How does Income Inequality Affect Imports? I study the effect of income inequality on trade flows. Prior papers examining trade on inequality assume that all income groups face identical prices, and that income inequality has no effect on prices of traded goods. I document that higher income inequality increases the value and quantity of imported consumption goods, but lowers the average price. I introduce non-homothetic preferences into a standard monopolistic competition model of trade to generate income-group specific mark-ups and consumption patterns. The model can explain 28% of the observed relationship between inequality dependence and prices, and suggests that the degree of price discrimination between income groups in a country is approximately 5.5%.
Decentralization and Democratization of the Ledger? Blockchain as a Disruptive Technology Bitcoin is the most visible application of Blockchain technology which has the power to disrupt many centralized record systems. This paper offers a high level overview of what blockchain technology *is*, its promises, and its limitations.

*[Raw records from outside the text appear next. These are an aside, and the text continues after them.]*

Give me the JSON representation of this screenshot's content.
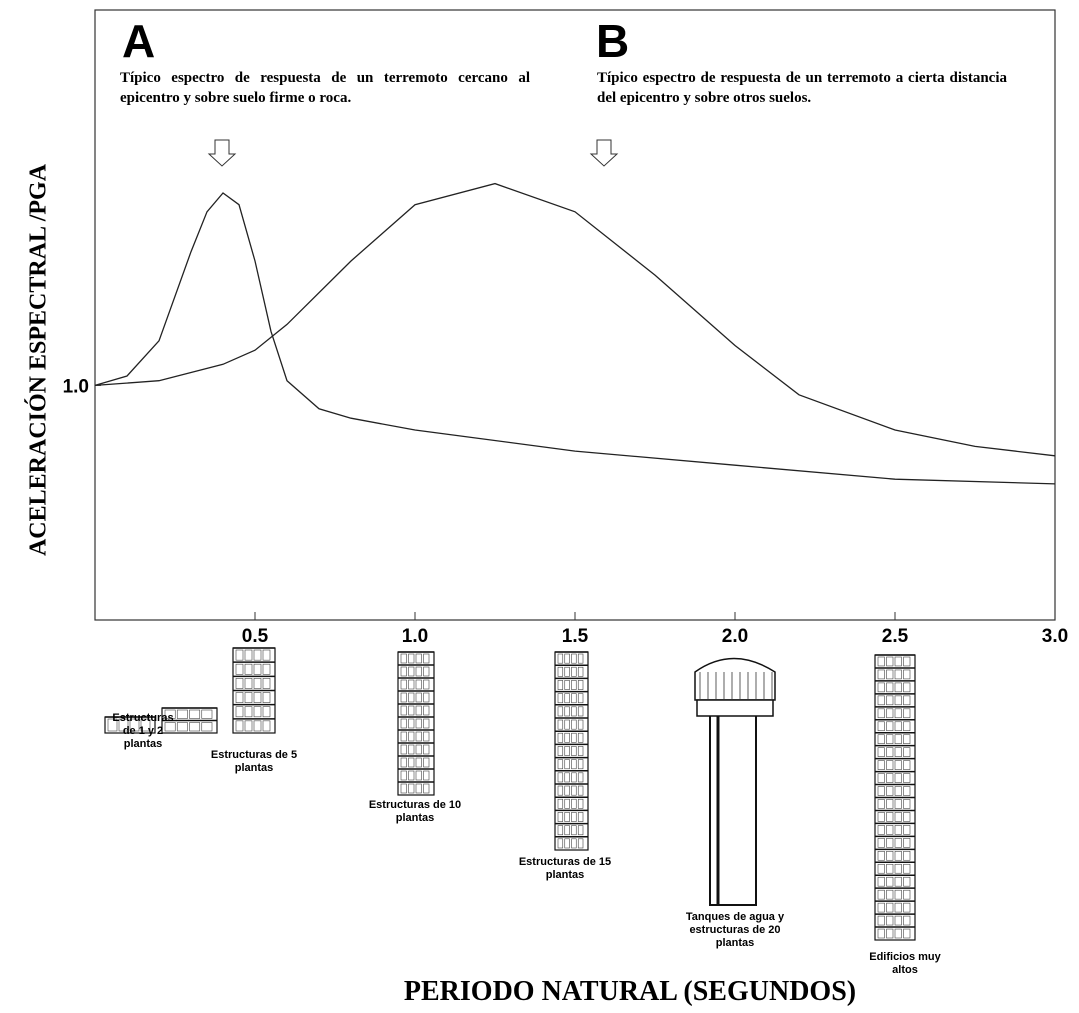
{
  "chart_data": {
    "type": "line",
    "y_label": "ACELERACIÓN ESPECTRAL /PGA",
    "x_label": "PERIODO NATURAL (SEGUNDOS)",
    "xlim": [
      0,
      3
    ],
    "ylim": [
      0,
      2.6
    ],
    "xticks": [
      0.5,
      {
        "value": 1,
        "label": "1.0"
      },
      1.5,
      {
        "value": 2,
        "label": "2.0"
      },
      2.5,
      {
        "value": 3,
        "label": "3.0"
      }
    ],
    "yticks": [
      {
        "value": 1,
        "label": "1.0"
      }
    ],
    "series": [
      {
        "name": "A",
        "color": "#222222",
        "x": [
          0,
          0.1,
          0.2,
          0.3,
          0.35,
          0.4,
          0.45,
          0.5,
          0.55,
          0.6,
          0.7,
          0.8,
          1.0,
          1.5,
          2.0,
          2.5,
          3.0
        ],
        "values": [
          1.0,
          1.04,
          1.19,
          1.57,
          1.74,
          1.82,
          1.77,
          1.53,
          1.23,
          1.02,
          0.9,
          0.86,
          0.81,
          0.72,
          0.66,
          0.6,
          0.58
        ]
      },
      {
        "name": "B",
        "color": "#222222",
        "x": [
          0,
          0.2,
          0.4,
          0.5,
          0.6,
          0.8,
          1.0,
          1.25,
          1.5,
          1.75,
          2.0,
          2.2,
          2.5,
          2.75,
          3.0
        ],
        "values": [
          1.0,
          1.02,
          1.09,
          1.15,
          1.26,
          1.53,
          1.77,
          1.86,
          1.74,
          1.47,
          1.17,
          0.96,
          0.81,
          0.74,
          0.7
        ]
      }
    ],
    "annotations": [
      {
        "title": "A",
        "text": "Típico espectro de respuesta de un terremoto cercano al epicentro y sobre suelo firme o roca."
      },
      {
        "title": "B",
        "text": "Típico espectro de respuesta de un terremoto a cierta distancia del epicentro y sobre otros suelos."
      }
    ],
    "structures": [
      "Estructuras de 1 y 2 plantas",
      "Estructuras de 5 plantas",
      "Estructuras de 10 plantas",
      "Estructuras de 15 plantas",
      "Tanques de agua y estructuras de 20 plantas",
      "Edificios muy altos"
    ]
  }
}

We document systematic differences in bitcoin prices across 11 different markets representing 26% of global bitcoin trade volume. These differences must --- due to the identical nature of all bitcoin--- result from characteristics of markets themselves. We examine differences across the markets and find that those which do not require customer identification for establishing an account are more likely to deviate from representative market prices than those which do. This implies that standard financial regulations, specifically know-your-customer regulations, can have a non-negligible impact on the bitcoin market.
The border-free nature of decentralized, virtual currencies --- Bitcoin is only one example --- presents an interesting challenge for monetary policy which assumes some amount of government control over cross-border financial flows and exchange rates. At the extreme, decentralized virtual currencies systems may force all countries to accept floating exchange rates and unrestricted financial flows.